Blessed are the meek, for they will inherit the earth. (Mat 5:5 NET)
This is a beatitude that is often heard in the church. We, as followers of Christ, are to be the meek. In order to analyse what this really means we must first break it down into its component parts and look at the original meaning.
The beatitudes in general are laid out in a ‘who is blessed – what they will get’ format. The general sense is that if you live in Christ and exemplify this attribute you will be rewarded in some way. So here we have straight forward lessons in Christian living from the mouth of our Lord and Saviour and we must take the beatitudes as such.
Three words jump out to me in this beatitude: meek, inherit, and earth. The word ‘meek’ comes from the Greek word πραεῖς (prais) and is more thoroughly defined as ‘a mild and friendly disposition gentle, kind, considerate, meek (in the older sense of strong but accommodating)’. The word ‘inherit’ comes from the Greek word κληρονομήσουσιν (kleronomesousin) and means much more than ‘inherit’ as we understand it in the modern sense. Here the word ‘inherit’ is much more accurately defined as ‘to receive something of considerable value which has not been earned’. It is worthy of note here that the word κληρονομήσουσιν is not in the present tense but is a future tense. Finally, ‘earth’ comes from the Greek word γῆν (gun), which is referring specifically to the earth or land but given the future tense of ‘inherit’ we can take it as referring to the new earth. This leads me to believe that this inheritance comes with the eschaton (end times), not now.
So, an expansion of this beatitude after having looked at the Greek language could be as follows:
Blessed are the mild, gentle, kind, considerate people that have a friendly disposition, for they will be given something of great value that they did not earn; the new earth.
Now that we have fully defined the pieces of this beatitude it becomes much easier to see its meaning and application for today. As Christians we are to be kind and gentle, considerate of the needs of others, we are to live with a servant attitude reminiscent of Matt. 20:16 and 20:28. This is an exhortation to follow the example of Christ. It is also worth noting that these are not imperative commands but simply Christ making statements about grace. God bestows His grace upon His believers that carry His image through the world and part of that image is to be meek.
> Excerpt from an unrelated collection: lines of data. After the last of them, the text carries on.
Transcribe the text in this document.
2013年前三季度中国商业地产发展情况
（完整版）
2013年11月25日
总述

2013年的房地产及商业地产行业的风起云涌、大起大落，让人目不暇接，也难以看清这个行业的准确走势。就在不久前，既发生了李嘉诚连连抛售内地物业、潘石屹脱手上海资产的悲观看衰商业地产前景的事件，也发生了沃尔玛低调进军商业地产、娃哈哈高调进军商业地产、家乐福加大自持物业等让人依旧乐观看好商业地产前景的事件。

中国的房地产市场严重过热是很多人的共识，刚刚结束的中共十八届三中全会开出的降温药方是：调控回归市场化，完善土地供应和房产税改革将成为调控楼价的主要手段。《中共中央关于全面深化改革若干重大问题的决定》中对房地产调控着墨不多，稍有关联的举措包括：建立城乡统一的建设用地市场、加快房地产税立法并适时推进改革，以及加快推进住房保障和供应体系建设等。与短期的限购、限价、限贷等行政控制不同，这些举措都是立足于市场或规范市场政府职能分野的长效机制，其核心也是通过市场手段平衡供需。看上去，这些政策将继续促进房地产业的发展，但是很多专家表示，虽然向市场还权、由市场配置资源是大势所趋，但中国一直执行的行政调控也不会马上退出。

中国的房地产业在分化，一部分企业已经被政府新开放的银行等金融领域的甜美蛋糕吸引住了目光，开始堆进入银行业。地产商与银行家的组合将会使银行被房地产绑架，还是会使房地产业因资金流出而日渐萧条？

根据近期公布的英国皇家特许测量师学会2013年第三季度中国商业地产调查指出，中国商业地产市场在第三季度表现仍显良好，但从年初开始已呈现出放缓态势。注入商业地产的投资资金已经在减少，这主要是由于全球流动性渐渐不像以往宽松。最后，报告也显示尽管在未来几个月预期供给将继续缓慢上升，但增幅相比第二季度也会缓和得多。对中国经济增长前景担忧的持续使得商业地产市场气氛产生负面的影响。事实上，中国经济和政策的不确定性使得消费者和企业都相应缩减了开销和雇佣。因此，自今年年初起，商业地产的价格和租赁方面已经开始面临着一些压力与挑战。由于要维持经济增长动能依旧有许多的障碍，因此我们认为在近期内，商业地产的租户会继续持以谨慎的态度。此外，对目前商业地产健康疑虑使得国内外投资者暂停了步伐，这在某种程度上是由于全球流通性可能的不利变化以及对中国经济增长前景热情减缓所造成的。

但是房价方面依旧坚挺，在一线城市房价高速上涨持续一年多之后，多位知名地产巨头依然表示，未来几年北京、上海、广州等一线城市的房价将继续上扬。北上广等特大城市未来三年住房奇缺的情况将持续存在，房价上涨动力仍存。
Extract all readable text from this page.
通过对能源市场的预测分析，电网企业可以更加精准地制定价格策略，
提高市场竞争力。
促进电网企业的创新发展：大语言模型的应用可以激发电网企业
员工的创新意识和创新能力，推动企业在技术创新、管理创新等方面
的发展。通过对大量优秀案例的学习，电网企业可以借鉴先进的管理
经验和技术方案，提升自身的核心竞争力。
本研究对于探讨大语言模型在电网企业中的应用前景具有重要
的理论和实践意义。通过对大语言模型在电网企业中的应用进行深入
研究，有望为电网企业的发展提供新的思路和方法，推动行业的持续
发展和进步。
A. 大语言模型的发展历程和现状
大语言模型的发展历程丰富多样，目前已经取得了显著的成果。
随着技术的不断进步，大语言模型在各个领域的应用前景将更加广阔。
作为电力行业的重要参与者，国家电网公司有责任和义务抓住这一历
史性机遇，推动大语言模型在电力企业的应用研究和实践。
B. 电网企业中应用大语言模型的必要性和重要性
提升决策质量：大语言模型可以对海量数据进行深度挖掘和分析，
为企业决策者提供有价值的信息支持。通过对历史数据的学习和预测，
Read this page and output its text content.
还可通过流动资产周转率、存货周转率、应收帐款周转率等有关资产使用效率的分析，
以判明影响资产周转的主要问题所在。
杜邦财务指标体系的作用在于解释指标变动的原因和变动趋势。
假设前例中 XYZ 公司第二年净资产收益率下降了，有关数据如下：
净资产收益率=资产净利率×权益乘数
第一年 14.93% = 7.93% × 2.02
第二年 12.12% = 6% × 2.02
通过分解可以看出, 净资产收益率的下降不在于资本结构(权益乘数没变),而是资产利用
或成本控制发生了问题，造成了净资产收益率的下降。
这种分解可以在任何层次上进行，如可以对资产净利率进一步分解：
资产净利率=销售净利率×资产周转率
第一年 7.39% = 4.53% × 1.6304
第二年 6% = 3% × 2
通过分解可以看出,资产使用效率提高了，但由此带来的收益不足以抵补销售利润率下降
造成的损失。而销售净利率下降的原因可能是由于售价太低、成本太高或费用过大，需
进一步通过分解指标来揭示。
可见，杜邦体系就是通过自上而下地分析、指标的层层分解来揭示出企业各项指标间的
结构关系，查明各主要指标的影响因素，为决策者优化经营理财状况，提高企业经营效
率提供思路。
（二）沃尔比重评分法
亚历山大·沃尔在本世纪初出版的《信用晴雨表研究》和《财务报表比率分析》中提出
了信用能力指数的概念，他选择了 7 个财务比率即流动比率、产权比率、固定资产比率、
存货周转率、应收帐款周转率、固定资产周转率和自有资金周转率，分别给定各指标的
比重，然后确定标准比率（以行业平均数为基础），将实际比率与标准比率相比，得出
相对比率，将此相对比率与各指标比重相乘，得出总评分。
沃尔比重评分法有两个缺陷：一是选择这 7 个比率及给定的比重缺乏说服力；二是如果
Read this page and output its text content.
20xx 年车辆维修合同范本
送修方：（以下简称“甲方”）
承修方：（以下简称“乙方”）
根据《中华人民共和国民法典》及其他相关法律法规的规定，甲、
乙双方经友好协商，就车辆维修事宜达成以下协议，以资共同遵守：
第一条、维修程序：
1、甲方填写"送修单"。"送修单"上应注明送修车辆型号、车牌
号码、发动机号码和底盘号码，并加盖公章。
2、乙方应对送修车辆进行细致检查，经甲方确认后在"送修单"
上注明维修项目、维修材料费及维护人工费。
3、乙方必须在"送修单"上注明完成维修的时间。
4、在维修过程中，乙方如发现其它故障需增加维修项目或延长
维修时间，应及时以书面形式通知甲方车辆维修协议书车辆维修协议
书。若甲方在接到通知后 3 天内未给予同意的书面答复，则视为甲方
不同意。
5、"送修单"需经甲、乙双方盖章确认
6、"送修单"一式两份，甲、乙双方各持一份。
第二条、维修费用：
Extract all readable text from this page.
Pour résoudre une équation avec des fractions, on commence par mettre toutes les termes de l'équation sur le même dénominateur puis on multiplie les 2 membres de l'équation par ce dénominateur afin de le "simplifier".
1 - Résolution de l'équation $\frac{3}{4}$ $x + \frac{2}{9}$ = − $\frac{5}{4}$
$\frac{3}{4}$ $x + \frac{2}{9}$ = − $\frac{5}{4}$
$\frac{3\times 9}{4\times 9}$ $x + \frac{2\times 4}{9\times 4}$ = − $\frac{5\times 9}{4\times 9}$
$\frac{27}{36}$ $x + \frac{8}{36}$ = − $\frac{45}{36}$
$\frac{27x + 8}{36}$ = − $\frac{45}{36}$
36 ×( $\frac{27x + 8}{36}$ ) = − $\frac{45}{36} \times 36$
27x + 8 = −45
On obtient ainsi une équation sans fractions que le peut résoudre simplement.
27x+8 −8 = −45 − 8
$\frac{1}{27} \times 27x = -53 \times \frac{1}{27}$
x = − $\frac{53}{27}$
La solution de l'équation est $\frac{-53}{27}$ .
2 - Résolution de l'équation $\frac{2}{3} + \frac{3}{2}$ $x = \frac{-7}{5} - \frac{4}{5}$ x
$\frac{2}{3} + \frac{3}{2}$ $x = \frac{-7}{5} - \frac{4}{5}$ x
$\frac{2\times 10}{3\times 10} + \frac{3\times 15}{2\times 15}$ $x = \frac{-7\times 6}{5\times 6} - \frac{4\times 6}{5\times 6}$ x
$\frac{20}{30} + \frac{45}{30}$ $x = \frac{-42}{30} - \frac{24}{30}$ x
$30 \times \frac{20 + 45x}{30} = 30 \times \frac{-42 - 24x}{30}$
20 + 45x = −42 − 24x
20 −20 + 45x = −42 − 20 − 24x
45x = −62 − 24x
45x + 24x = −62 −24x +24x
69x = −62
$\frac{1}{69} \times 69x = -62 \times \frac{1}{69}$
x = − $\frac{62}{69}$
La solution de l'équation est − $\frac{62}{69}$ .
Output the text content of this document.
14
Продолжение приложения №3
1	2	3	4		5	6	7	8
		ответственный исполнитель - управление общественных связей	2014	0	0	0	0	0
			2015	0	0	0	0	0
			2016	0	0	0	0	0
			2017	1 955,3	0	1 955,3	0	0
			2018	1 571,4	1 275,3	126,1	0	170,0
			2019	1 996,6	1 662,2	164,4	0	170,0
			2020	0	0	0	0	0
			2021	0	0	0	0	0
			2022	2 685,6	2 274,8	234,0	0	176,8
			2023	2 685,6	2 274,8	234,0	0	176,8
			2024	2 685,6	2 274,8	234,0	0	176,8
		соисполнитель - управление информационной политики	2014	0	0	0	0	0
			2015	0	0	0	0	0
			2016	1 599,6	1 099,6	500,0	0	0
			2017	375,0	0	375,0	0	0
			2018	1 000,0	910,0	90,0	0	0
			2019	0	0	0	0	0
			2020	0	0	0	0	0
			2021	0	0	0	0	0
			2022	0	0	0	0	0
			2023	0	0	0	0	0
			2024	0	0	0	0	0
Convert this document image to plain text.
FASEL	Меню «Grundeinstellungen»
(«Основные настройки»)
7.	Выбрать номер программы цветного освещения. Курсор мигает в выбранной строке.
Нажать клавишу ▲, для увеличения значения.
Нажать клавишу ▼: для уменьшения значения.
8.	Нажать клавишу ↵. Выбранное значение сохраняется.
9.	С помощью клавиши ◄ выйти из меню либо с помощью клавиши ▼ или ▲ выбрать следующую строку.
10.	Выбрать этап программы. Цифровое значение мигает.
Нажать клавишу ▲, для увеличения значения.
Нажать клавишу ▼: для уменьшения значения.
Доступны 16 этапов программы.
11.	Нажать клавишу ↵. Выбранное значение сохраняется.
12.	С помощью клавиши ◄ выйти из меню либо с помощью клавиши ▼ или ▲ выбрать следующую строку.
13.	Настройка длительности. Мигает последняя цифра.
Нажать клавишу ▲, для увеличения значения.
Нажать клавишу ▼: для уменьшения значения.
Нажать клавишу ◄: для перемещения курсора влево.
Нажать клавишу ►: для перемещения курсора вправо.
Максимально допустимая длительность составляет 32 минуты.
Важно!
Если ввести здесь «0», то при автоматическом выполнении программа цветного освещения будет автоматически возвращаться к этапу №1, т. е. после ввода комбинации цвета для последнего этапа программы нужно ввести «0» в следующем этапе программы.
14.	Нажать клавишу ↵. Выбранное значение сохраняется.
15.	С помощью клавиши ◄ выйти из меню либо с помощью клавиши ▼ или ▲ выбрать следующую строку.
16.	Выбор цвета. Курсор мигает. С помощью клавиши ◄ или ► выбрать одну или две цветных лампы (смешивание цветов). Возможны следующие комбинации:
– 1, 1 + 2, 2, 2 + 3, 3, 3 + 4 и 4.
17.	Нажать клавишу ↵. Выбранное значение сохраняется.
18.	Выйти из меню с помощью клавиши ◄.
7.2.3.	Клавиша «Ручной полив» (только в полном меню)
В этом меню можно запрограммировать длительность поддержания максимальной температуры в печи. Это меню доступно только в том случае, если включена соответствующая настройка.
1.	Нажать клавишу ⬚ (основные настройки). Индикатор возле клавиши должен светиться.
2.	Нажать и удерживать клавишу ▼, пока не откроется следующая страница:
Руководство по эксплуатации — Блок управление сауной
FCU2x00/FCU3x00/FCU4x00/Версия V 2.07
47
I must mention the fact that meek, as part of the definition of πραεῖς, is to be taken as ‘strong but accommodating’. We are not to be Christian door mats and pushovers but good stewards of our ‘meekness’. We must be firm when the situation demands it, yet still live with a servant attitude. I also believe that here meekness goes two ways, towards others and towards God. God’s will is not necessarily our will but it is His will that must be done. We are not to try and assert ourselves over the will of God but follow His direction.